DAP (Delivered at Place) – any mode
The seller pays for transport to the specified destination, but the buyer pays the cost of importing the goods. The seller takes responsibility for the goods until they’re ready to be unloaded by the buyer.
DDP/DTP (Delivered Duty Paid) – any mode
The seller is responsible for delivering the goods to the named destination in the buyer’s country, including all costs involved.
FAS (Free Alongside Ship) – ocean mode
The seller puts the goods alongside the ship at the specified port they’re going to be shipped from. The seller must get the goods ready for export, but the buyer is responsible for the cost and risk involved in loading them.
FOB (Free on Board) – ocean mode
The seller must get the goods ready for export and load them onto the specified ship.
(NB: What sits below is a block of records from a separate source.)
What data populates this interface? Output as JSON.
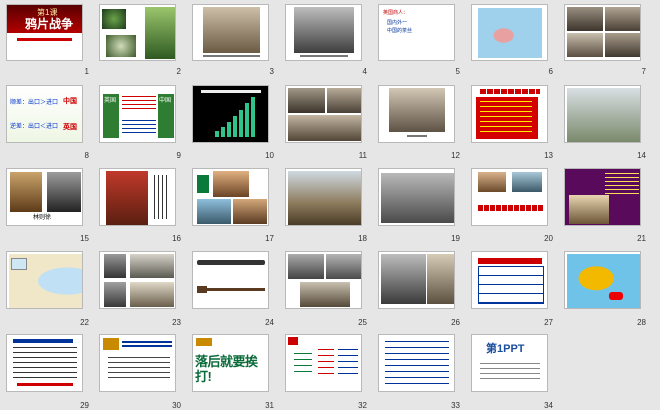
{
  "slides": [
    {
      "num": "1",
      "title": "鸦片战争",
      "subtitle": "第1课"
    },
    {
      "num": "2"
    },
    {
      "num": "3"
    },
    {
      "num": "4"
    },
    {
      "num": "5",
      "lines": [
        "英国商人：",
        "国内外一",
        "中国的茶丝"
      ]
    },
    {
      "num": "6"
    },
    {
      "num": "7"
    },
    {
      "num": "8",
      "lines": [
        "顺差：出口＞进口",
        "逆差：出口＜进口"
      ],
      "labels": [
        "中国",
        "英国"
      ]
    },
    {
      "num": "9",
      "labels": [
        "英国",
        "中国"
      ]
    },
    {
      "num": "10"
    },
    {
      "num": "11"
    },
    {
      "num": "12"
    },
    {
      "num": "13"
    },
    {
      "num": "14"
    },
    {
      "num": "15",
      "caption": "林则徐"
    },
    {
      "num": "16"
    },
    {
      "num": "17"
    },
    {
      "num": "18"
    },
    {
      "num": "19"
    },
    {
      "num": "20"
    },
    {
      "num": "21"
    },
    {
      "num": "22"
    },
    {
      "num": "23"
    },
    {
      "num": "24"
    },
    {
      "num": "25"
    },
    {
      "num": "26"
    },
    {
      "num": "27"
    },
    {
      "num": "28"
    },
    {
      "num": "29"
    },
    {
      "num": "30"
    },
    {
      "num": "31",
      "big": "落后就要挨打!"
    },
    {
      "num": "32"
    },
    {
      "num": "33"
    },
    {
      "num": "34",
      "brand": "第1PPT"
    }
  ]
}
The buyer and seller share the costs and risks when the goods are on board.
CFR (Cost and Freight) – ocean mode
The seller must pay the costs of bringing the goods to the specified port. The buyer is responsible for risks when the goods are loaded onto the ship.
CIF (Cost, Insurance and Freight) – ocean mode
The seller must pay the costs of bringing the goods to the specified port. They also pay for insurance. The buyer is responsible for risks when the goods are loaded onto the ship.